In low tones, the dean was explaining to a prospective law student the conduct expected of him. “We have fixed up a room in the basement for you to stay in between classes. You are not to wander about the campus. Books will be sent down to you from the law library. Bring sandwiches and eat lunch in your room. Always enter and leave the university by the back route I have traced on this map.”
The dean felt no hostility toward this young man; along with the majority of the faculty and the trustees, he had approved the admission of 24-year-old George Haley to the University of Arkansas School of Law. But it was 1949, and this young Army Air Forces veteran was a Negro. The dean stressed that the key to avoiding violence in this Southern school was maximum isolation.

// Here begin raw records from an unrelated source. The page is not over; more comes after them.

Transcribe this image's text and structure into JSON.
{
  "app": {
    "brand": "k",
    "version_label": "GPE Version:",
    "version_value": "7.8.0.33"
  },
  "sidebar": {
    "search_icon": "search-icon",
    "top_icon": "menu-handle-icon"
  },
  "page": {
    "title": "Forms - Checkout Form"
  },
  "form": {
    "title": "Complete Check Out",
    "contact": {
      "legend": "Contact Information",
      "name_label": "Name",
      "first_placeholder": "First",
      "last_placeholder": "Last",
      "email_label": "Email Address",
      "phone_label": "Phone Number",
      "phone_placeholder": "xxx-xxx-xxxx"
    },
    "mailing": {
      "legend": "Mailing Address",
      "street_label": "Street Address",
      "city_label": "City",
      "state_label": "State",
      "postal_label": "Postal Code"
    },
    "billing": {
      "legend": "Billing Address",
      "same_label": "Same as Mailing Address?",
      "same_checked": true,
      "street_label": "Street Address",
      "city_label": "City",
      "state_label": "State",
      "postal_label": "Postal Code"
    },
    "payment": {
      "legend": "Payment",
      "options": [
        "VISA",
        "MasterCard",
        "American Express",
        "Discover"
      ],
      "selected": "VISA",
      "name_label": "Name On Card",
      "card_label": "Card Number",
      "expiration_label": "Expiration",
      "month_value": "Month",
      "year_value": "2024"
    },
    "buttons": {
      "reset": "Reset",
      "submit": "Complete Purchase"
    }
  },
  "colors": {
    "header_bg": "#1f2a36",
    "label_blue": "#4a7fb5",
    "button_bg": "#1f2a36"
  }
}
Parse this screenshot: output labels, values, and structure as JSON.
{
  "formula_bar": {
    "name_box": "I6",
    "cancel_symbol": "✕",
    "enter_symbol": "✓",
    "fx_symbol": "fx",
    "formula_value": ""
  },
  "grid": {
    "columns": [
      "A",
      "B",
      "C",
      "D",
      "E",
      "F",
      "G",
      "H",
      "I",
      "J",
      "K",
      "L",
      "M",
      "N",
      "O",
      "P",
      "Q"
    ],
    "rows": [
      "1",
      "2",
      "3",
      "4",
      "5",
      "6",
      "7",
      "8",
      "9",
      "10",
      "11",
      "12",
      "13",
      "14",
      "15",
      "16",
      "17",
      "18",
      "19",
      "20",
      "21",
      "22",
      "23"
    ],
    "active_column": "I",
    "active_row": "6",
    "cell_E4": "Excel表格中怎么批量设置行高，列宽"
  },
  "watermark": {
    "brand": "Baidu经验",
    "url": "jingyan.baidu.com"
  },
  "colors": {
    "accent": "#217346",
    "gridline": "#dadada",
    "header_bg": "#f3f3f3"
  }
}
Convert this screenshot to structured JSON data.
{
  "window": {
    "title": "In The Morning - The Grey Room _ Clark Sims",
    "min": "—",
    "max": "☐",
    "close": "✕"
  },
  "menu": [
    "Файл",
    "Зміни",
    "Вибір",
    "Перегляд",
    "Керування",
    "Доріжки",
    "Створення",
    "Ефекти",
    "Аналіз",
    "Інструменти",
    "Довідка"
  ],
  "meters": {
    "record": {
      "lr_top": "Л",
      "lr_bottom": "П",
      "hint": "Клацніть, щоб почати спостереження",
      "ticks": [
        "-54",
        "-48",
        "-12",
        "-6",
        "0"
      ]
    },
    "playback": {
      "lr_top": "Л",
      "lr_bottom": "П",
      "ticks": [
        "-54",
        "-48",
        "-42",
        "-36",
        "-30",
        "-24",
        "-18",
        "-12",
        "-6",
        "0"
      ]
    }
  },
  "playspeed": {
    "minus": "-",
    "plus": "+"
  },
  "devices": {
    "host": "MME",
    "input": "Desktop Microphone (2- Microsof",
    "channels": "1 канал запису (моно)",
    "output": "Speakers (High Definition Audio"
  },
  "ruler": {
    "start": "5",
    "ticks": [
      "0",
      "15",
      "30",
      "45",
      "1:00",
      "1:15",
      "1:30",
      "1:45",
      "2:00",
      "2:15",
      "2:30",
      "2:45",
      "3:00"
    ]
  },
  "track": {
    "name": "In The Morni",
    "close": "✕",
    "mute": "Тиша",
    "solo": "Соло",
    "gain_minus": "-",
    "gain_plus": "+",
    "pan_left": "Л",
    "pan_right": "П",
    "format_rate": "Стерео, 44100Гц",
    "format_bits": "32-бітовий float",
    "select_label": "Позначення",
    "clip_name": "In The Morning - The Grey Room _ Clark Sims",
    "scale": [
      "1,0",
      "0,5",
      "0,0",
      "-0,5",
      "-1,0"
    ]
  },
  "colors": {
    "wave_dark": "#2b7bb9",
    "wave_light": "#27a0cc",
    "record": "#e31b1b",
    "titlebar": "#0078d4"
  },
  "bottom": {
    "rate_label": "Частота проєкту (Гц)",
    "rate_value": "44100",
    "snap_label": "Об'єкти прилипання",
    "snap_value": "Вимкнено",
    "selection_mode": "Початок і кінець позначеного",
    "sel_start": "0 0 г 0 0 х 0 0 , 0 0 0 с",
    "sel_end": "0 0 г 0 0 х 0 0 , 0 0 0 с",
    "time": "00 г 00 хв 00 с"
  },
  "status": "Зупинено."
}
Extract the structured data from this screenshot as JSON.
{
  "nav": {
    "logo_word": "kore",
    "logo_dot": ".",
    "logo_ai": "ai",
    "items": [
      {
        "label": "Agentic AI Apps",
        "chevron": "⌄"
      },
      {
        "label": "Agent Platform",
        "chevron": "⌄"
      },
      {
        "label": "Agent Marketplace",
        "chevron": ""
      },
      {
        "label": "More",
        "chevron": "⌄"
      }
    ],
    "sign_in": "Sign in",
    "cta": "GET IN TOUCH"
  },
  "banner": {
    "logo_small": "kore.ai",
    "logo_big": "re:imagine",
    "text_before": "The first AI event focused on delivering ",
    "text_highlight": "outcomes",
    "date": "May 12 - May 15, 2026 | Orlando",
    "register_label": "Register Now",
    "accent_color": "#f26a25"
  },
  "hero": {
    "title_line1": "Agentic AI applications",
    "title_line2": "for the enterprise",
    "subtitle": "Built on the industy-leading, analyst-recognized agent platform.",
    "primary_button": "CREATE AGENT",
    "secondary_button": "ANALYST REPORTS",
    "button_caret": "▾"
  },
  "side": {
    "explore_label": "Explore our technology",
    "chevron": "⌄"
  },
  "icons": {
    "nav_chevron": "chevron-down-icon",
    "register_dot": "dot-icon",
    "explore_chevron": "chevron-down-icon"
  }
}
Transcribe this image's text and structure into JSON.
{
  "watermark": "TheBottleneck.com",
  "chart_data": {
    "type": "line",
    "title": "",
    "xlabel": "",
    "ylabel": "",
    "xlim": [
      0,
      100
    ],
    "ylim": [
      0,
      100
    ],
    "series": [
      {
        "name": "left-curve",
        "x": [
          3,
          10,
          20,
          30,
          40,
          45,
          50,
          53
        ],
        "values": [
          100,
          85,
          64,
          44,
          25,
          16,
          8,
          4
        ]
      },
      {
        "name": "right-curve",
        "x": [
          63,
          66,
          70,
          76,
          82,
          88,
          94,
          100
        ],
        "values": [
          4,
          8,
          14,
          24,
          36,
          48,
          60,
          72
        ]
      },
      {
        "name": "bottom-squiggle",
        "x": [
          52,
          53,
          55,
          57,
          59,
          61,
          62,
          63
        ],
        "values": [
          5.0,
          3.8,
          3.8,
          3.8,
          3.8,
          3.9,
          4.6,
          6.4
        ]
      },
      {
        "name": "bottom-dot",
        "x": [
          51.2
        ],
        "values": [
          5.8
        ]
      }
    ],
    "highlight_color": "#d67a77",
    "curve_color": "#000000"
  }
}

George was dismayed at the pattern of life laid out for him. He might have entered Harvard Law School, where he would not have had to live the life of a pariah. Yet he had chosen this!
A letter from his father had determined him. During his last semester at Morehouse College in Atlanta, he had opened the letter to read: “Segregation won’t end until we open beachheads wherever it exists. The governor of Arkansas and educational officials have decided upon a quiet tryout of university integration. You have the needed scholastic record and temperament, and I understand that Arkansas has one of the South’s best law schools. I can arrange your admission if you accept this challenge.”
George had great love and respect for his father, a college professor and pioneer in Negro education. He accepted the challenge.
The first day of school, he went quickly to his basement room, put his sandwich on the table, and started upstairs for class. He found himself moving through wave upon wave of white faces that all mirrored the same emotions— shock, disbelief, then choking, inarticulate rage. The lecture room was buzzing with conversation, but as he stepped through the door there was silence. He looked for his seat. It was on the side between the other students and the instructor. When the lecture began, he tried desperately to concentrate on what the professor was saying, but the hate in that room seeped into his conscience and obliterated thought.
On the second day, he was greeted with open taunts and threats: “You, nigger, what are you doing here?” “Hey, nigger, go back to Africa.” He tried not to hear; to walk with an even pace, with dignity.
The students devised new ways to harass him. Mornings when he came to his basement room, he found obscene and threatening notes shoved under the door. The trips from the campus back to his rented room in town became a test of nerve. One afternoon, at an intersection, a car full of students slowed down and waved him across. But the moment he stepped in front of the car they gunned the engine, making him scramble back and fall to his hands and knees in the gutter. As the car sped away he heard mocking laughter and the shouted taunt, “Hey, missing link, why don’t you walk on your hind legs?”